Chaque caractère ajouté multiplie l’espace combinatoire par la taille du jeu utilisé. Passer de 12 à 13 caractères avec le jeu complet (95 symboles) multiplie le nombre de combinaisons par 95 d’un seul coup. Sur 16 caractères, même un attaquant avec un cluster de RTX 5090 aurait besoin de millions d’années pour un hash lent comme bcrypt.

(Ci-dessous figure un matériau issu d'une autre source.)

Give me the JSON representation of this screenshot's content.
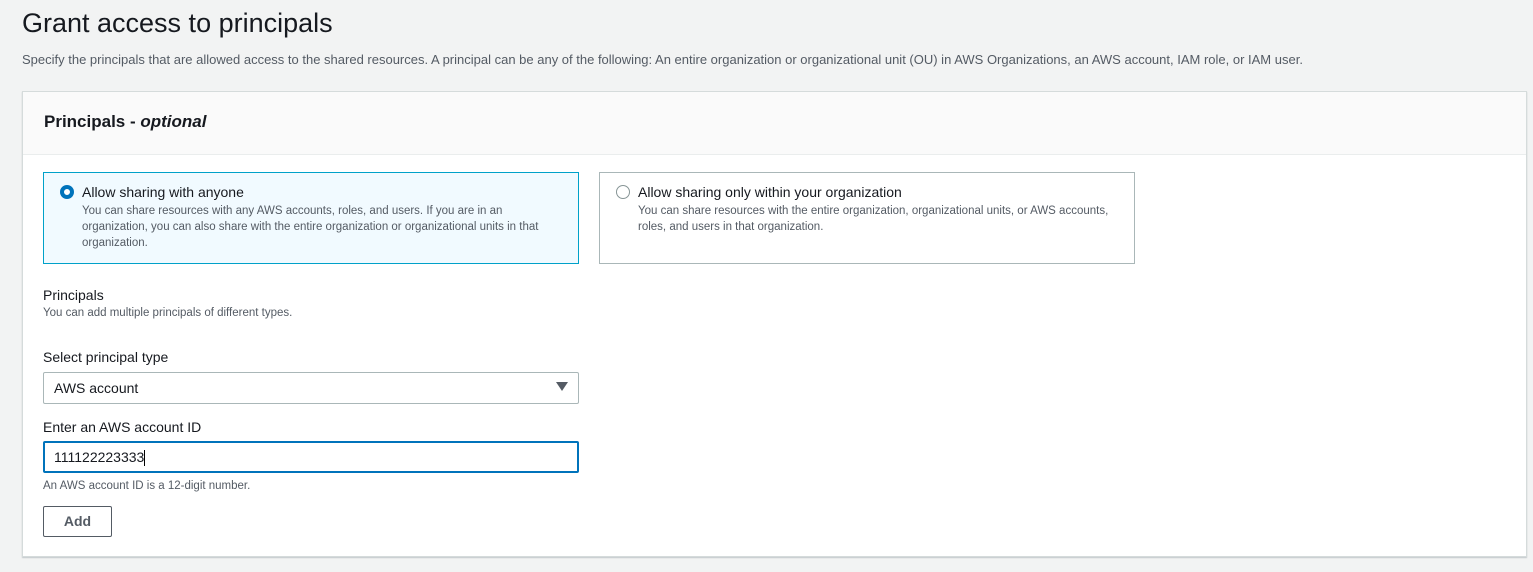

wks.fr permet justement de tester cette logique en direct. Saisissez votre mot de passe actuel, sélectionnez l’algorithme correspondant à votre usage (NTLM pour un environnement Windows, MD5 pour certaines applications web), et comparez les temps affichés selon les variantes. C’est un moyen concret de valider une politique de mots de passe avant de la déployer.

La recommandation pratique qui découle de tout cela : visez au minimum 14 à 16 caractères, mélangez systématiquement minuscules, majuscules, chiffres et symboles, et évitez tout mot du dictionnaire ou pattern prévisible. Un gestionnaire de mots de passe vous génère et stocke ces séquences sans effort. À cette longueur, le brute force pur devient une stratégie perdante pour n’importe quel attaquant – même bien équipé. Le seul risque qui subsiste alors, c’est la fuite de base de données : un problème que la longueur du mot de passe ne résout pas seule, mais que le choix d’un algorithme de hachage lent côté serveur peut considérablement atténuer.